Si on construit les tours à l’endroit convoité par Gilles Desjardins, devant le Musée canadien de l’Histoire, le quartier du Musée finira par s’éteindre à petit feu. Les habitants du quartier n’auront plus les moyens d’y habiter à cause de la spéculation foncière. Ce n’est pas moi qui le dis, ce sont les experts du patrimoine, c’est Phyllis Lambert, une architecte de réputation mondiale. Si Gilles Desjardins veut vraiment protéger le patrimoine, a dit Mme Lambert, qu’il aille construire ses tours ailleurs. Ça a le mérite d’être clair !

Qu’on en dise ce qu’on voudra, le vote de mardi, c’est un choix entre la protection du quartier du Musée et les tours Brigil. Ce sera l’un ou l’autre. Pas les deux. C’est pour ça que le vote aura une importance déterminante pour la suite des choses. Ça lancera aussi un message important. Si les élus de Gatineau disent oui à Brigil sur ce coup-là, vous pouvez être sûr qu’il y a un tas d’autres promoteurs qui vont s’essayer ailleurs sur le territoire avec des projets hors normes.

Ça enverrait le signal, que peu importe ce que lui dictent ses plans d’urbanisme et ses grandes orientations élaborées à coups de consultations publiques, la Ville de Gatineau est toujours prête à piler sur ses principes — pourvu qu’on possède les moyens financiers et le pouvoir pour l’influencer — ce qui est le cas de Brigil.

Je suis toujours soufflé par le peu d’importance qu’on accorde à la notion de patrimoine à Gatineau. D’accord, le patrimoine n’est peut-être pas aussi payant en frais de développement économique, de création d’emplois et de taxes foncières que deux tours de 35 et 55 étages.
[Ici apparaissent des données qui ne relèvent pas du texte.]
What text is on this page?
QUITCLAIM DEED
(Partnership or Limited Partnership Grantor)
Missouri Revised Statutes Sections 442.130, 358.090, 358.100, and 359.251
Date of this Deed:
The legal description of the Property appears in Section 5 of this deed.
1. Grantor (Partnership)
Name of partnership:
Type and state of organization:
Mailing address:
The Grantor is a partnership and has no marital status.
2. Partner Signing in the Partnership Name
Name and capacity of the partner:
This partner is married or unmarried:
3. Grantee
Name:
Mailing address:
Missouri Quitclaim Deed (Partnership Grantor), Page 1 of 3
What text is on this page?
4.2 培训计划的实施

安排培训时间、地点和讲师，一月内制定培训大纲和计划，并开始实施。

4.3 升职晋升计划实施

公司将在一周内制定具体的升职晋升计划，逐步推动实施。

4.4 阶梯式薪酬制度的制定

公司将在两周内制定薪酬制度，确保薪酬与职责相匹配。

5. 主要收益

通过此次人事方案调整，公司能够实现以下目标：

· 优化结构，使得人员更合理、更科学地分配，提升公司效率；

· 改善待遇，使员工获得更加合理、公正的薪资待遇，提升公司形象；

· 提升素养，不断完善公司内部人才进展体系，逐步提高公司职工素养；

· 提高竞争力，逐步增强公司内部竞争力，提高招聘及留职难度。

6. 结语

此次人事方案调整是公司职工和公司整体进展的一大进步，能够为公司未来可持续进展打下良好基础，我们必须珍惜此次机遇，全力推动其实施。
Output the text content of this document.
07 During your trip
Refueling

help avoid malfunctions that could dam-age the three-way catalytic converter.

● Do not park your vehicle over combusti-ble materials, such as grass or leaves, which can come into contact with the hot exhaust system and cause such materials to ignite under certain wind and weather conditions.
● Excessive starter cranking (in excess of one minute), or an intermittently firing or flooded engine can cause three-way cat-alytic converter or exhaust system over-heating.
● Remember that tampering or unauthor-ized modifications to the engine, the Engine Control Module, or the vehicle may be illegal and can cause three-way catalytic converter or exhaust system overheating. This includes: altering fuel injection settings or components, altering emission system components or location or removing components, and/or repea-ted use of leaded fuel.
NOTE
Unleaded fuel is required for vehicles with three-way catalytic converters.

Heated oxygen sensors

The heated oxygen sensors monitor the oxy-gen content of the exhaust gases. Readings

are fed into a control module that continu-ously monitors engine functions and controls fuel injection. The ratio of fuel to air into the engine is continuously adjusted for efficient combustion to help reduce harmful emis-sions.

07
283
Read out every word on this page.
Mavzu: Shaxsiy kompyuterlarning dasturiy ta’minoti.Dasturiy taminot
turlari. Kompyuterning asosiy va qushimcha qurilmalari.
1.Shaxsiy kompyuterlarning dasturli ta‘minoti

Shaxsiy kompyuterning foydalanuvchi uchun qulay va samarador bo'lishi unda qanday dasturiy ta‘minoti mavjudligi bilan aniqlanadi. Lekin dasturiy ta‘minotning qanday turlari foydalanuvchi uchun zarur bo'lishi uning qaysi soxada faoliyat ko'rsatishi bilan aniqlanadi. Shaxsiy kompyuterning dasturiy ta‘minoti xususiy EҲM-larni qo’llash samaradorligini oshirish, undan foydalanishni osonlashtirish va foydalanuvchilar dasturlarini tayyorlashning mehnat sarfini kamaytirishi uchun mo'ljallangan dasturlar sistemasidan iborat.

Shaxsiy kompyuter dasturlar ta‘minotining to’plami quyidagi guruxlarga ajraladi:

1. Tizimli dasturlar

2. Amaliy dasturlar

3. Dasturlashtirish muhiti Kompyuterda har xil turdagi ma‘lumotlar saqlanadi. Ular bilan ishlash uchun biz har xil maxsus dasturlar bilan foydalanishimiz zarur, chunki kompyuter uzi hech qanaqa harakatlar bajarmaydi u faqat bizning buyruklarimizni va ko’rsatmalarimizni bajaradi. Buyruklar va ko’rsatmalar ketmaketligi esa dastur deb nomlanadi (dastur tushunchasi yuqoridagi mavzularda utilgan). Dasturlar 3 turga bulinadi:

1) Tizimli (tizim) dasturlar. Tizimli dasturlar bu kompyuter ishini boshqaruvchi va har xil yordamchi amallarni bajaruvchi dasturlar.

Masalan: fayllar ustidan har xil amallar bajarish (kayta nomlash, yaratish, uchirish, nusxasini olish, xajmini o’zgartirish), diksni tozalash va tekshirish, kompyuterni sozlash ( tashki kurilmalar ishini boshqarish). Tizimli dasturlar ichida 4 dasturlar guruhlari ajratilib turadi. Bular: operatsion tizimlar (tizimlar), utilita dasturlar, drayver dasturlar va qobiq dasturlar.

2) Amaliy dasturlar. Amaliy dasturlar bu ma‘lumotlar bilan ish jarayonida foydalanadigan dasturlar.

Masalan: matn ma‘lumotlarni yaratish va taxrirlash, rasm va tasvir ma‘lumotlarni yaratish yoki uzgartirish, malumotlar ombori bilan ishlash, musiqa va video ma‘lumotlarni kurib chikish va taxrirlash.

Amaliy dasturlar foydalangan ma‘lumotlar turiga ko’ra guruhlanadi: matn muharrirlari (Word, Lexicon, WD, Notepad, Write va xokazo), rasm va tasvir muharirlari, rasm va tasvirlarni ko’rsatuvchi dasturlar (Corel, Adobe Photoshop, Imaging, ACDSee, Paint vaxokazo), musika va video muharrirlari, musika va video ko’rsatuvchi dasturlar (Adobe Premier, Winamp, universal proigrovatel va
Mais le patrimoine crée de la vie.

C’était le festival de la Principale dans le Vieux-Aylmer, le week-end dernier. Les gens se marchaient sur les pieds tellement il y avait du monde. Dans ce quartier, on a pris garde de préserver les belles maisons d’antan, de conserver le caractère patrimonial de l’artère. Les gens se sont tenus pour que leur quartier demeure à échelle humaine. Ça ne s’est pas fait en criant: ciseau ! Il a fallu du temps et des batailles. Mais quand les commerçants d’Aylmer ont commencé à comprendre tout le potentiel qu’il y avait à tirer du patrimoine, ça a levé.

Mais il a d’abord fallu préserver le caractère particulier du Vieux-Aylmer. Conserver les éléments qui le distinguent du reste. Comme on l’a fait pour le village d’Argentine, tiens. Qui regrette aujourd’hui d’avoir préservé ce quartier situé à l’ouest du ruisseau de la Brasserie, l’un des plus beaux secteurs résidentiels du secteur Hull? Dans le temps aussi, il y avait de grosses pressions de la part des développeurs immobiliers.

L’apport du patrimoine, ça ne se calcule pas aussi facilement que des retombées économiques ou des revenus de taxes foncières. Mais ça compte lorsqu’on parle de sentiment d’appartenance à une ville, lorsqu’on parle d’identité gatinoise.

Deux éléments dont Gatineau manque cruellement et qu’il faudra aussi prendre en considération lors du vote de mardi prochain.